Nous sommes en pleine crise littéraire, et le public n’en ignore plus l’existence, s’il ne peut en juger encore toute la portée et l’étendue. À la parution de livres récents1, il fut facile de discerner chez les lettrés contemporains un revirement soudain de l’opinion. En cette occasion, le symbolisme fut attaqué avec violence par les nouveaux écrivains, qui critiquaient moins les poètes et les personnalités qui s’en dégagèrent que les stériles principes et les rares œuvres de cette époque inféconde.

Le symbolisme n’apporta pas en réalité un art original, ni même une conception nouvelle de la beauté. Ce fut plus strictement la dernière période d’un genre dont on peut placer la naissance vers la fin du Romantisme. C’est ainsi que les Baudelairiens, les Parnassiens, les Symbolistes composent une sorte de famille intellectuelle contre qui se trouve disposée à lutter la dernière génération. Ces successives écoles, malgré qu’elles possèdent des traits assez distinctifs, conservent cependant entres elles je ne sais quel air de ressemblance. Elles préconisèrent toutes ce qu’on pourrait appeler « la Littérature pour Littérateur » ; avec d’identiques tendances vers un spiritualisme indécis, elles s’inspirèrent de métaphysiques révolues et de théogonies décrépites. Seules, des nuances de mode et de sentiment les distinguèrent, les uns préfèrent les Grâces aux Walküres, ceux-ci la légende rhénane à la mythologie hellène, d’autres les bords du Gange aux rives de l’Eurotas. Amoureux d’exotisme, d’archaïsme ! jamais ils ne prétendirent accorder leur pensée aux sentiments de leur époque, à l’âme de la nation.

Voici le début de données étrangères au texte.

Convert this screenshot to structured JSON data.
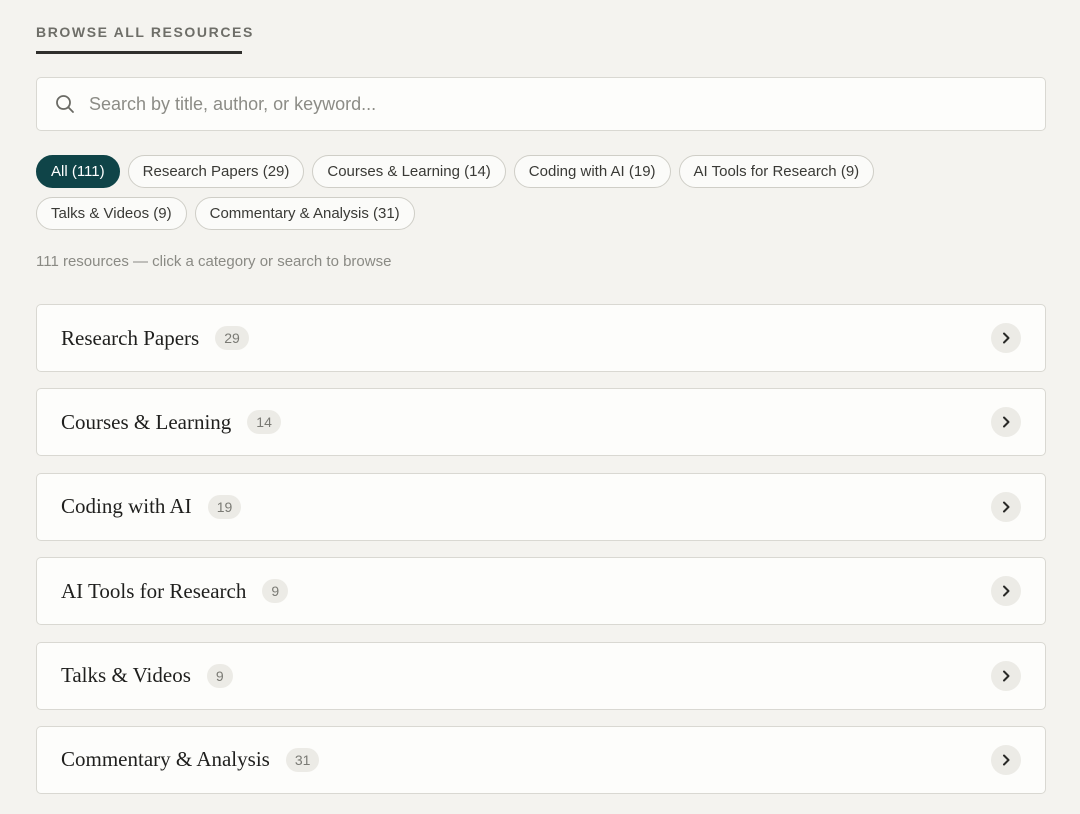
{
  "section": {
    "title": "BROWSE ALL RESOURCES"
  },
  "search": {
    "placeholder": "Search by title, author, or keyword...",
    "value": ""
  },
  "filters": {
    "row1": [
      {
        "label": "All (111)",
        "active": true
      },
      {
        "label": "Research Papers (29)",
        "active": false
      },
      {
        "label": "Courses & Learning (14)",
        "active": false
      },
      {
        "label": "Coding with AI (19)",
        "active": false
      },
      {
        "label": "AI Tools for Research (9)",
        "active": false
      }
    ],
    "row2": [
      {
        "label": "Talks & Videos (9)",
        "active": false
      },
      {
        "label": "Commentary & Analysis (31)",
        "active": false
      }
    ]
  },
  "summary": "111 resources — click a category or search to browse",
  "categories": [
    {
      "title": "Research Papers",
      "count": "29"
    },
    {
      "title": "Courses & Learning",
      "count": "14"
    },
    {
      "title": "Coding with AI",
      "count": "19"
    },
    {
      "title": "AI Tools for Research",
      "count": "9"
    },
    {
      "title": "Talks & Videos",
      "count": "9"
    },
    {
      "title": "Commentary & Analysis",
      "count": "31"
    }
  ],
  "colors": {
    "accent": "#0f4448",
    "background": "#f4f3ef"
  },
  "icons": {
    "search": "search-icon",
    "chevron": "chevron-right-icon"
  }
}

Quelques esprits acerbes ont violemment reproché à M. Saint-Georges de Bouhélier et à ses partisans d’avoir, les premiers, parlé d’une génération nouvelle. Selon eux, les questions de génération, d’âge, de temps ne doivent pas intervenir en Littérature et n’auraient aucune valeur comme argument de critique. Voilà, dans l’occurrence, la plus grossière des erreurs, et qui révèle une grave ignorance des phénomènes ethniques et historiques.

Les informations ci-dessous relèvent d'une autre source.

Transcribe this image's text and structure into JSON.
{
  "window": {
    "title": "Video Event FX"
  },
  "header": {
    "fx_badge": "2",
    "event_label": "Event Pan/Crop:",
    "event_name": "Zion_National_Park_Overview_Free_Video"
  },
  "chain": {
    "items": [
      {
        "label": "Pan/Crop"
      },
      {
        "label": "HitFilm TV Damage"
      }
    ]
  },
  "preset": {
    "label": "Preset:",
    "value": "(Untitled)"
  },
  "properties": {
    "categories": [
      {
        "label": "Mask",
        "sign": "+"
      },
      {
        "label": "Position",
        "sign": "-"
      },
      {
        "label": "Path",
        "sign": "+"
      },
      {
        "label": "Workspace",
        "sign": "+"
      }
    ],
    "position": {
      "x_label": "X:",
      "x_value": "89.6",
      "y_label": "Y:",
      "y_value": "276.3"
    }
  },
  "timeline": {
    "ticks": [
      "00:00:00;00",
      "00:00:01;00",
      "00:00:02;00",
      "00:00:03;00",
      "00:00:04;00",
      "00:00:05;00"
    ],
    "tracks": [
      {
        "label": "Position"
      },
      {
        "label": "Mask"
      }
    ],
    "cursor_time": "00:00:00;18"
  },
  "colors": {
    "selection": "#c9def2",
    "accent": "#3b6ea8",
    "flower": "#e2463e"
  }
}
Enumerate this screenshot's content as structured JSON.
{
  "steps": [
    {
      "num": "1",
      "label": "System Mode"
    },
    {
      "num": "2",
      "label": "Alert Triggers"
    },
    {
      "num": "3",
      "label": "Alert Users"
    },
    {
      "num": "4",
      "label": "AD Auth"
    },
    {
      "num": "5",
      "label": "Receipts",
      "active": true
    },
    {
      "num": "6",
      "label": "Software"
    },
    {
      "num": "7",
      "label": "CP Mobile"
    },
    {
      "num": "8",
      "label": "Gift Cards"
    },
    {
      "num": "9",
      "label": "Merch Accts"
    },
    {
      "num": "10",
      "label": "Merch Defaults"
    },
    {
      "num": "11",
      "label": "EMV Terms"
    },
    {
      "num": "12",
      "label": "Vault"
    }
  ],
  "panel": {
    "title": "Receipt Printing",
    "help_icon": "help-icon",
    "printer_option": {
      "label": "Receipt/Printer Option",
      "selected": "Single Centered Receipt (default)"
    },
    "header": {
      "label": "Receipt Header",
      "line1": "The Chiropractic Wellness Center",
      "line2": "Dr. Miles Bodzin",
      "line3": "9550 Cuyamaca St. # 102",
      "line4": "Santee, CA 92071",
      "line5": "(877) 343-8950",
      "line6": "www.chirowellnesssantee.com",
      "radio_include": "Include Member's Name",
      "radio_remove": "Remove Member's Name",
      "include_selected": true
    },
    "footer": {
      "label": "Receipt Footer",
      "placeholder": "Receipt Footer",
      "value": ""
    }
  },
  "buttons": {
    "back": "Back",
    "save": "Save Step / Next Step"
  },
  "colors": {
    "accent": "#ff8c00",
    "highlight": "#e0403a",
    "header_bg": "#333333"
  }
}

Que le lecteur veuille bien songer qu’entre les naissances des jeunes hommes qui commencent à écrire et celles des écrivains précédents, un grand fait de l’histoire contemporaine a eu lieu, la guerre de 1870-71, à laquelle succédèrent les ensanglantements de la Commune. Croit-on donc qu’une pareille invasion compte pour peu de chose dans l’histoire intellectuelle d’un peuple ? Lisons la Confession d’un Enfant du siècle, où Alfred de Musset nous fournit, sur l’état d’âme des Romantiques, de si précieux documents ! N’a-t-il pas démontré, d’une façon éclatante, qu’aux tumultueux sentiments qui agitaient la jeunesse, vers 1835, nous devions chercher une origine parmi les glorieux exploits et les héroïques guerres du Premier Empire ? Il faut voir là un effet constant. Les grandes actions ont leur répercussion jusque dans les intelligences ; et quoi d’étonnant à ce que des événements qui ont bouleversé les destinées nationales modifient également la sensibilité des particuliers ?

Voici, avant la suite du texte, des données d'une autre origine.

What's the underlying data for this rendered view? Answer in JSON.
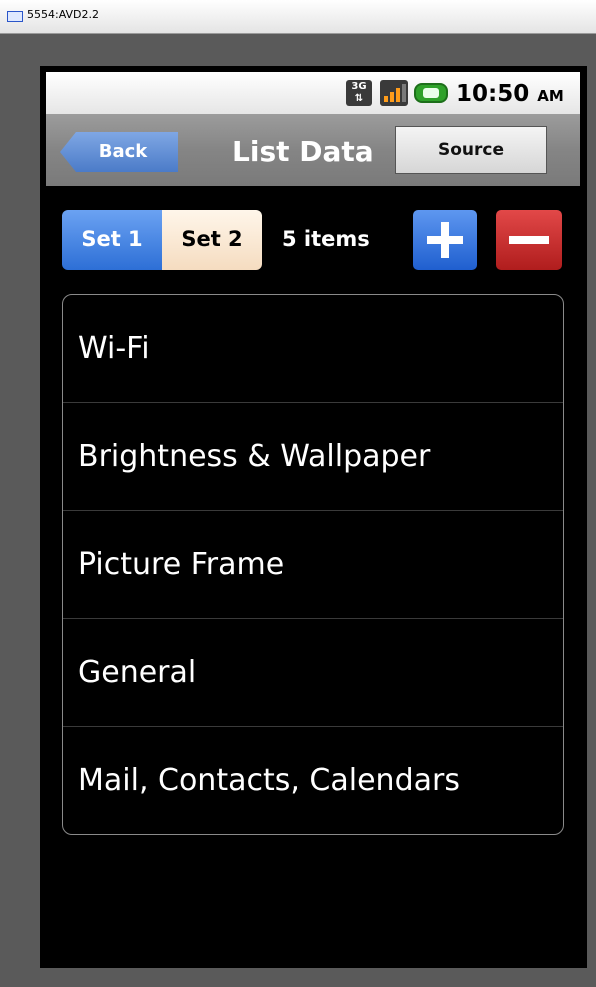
{
  "window": {
    "title": "5554:AVD2.2"
  },
  "status_bar": {
    "network_label": "3G",
    "time": "10:50",
    "ampm": "AM"
  },
  "nav": {
    "back_label": "Back",
    "title": "List Data",
    "source_label": "Source"
  },
  "toolbar": {
    "segments": [
      {
        "label": "Set 1",
        "selected": true
      },
      {
        "label": "Set 2",
        "selected": false
      }
    ],
    "count_label": "5 items"
  },
  "list": {
    "items": [
      {
        "label": "Wi-Fi"
      },
      {
        "label": "Brightness & Wallpaper"
      },
      {
        "label": "Picture Frame"
      },
      {
        "label": "General"
      },
      {
        "label": "Mail, Contacts, Calendars"
      }
    ]
  },
  "colors": {
    "selected_segment": "#2d6fd6",
    "add_button": "#1f5fcf",
    "remove_button": "#b01d1d",
    "screen_background": "#000000"
  },
  "icons": [
    "window-icon",
    "network-3g-icon",
    "signal-icon",
    "battery-icon",
    "plus-icon",
    "minus-icon"
  ]
}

Que l’on songe aussi aux réformes introduites dans l’Éducation depuis vingt ans, à l’extension donnée dans les programmes à l’enseignement scientifique, à l’importance accordée principalement à l’étude des doctrines positivistes, et l’on comprendra ces dispositions d’esprit qui nous précipitent, pour la plupart, vers la réalité, l’exactitude, et le respect de la nature, sans, pour cela, négliger les qualités d’enthousiasme, d’héroïsme et de finesse dont la nature nous a si généreusement dotés.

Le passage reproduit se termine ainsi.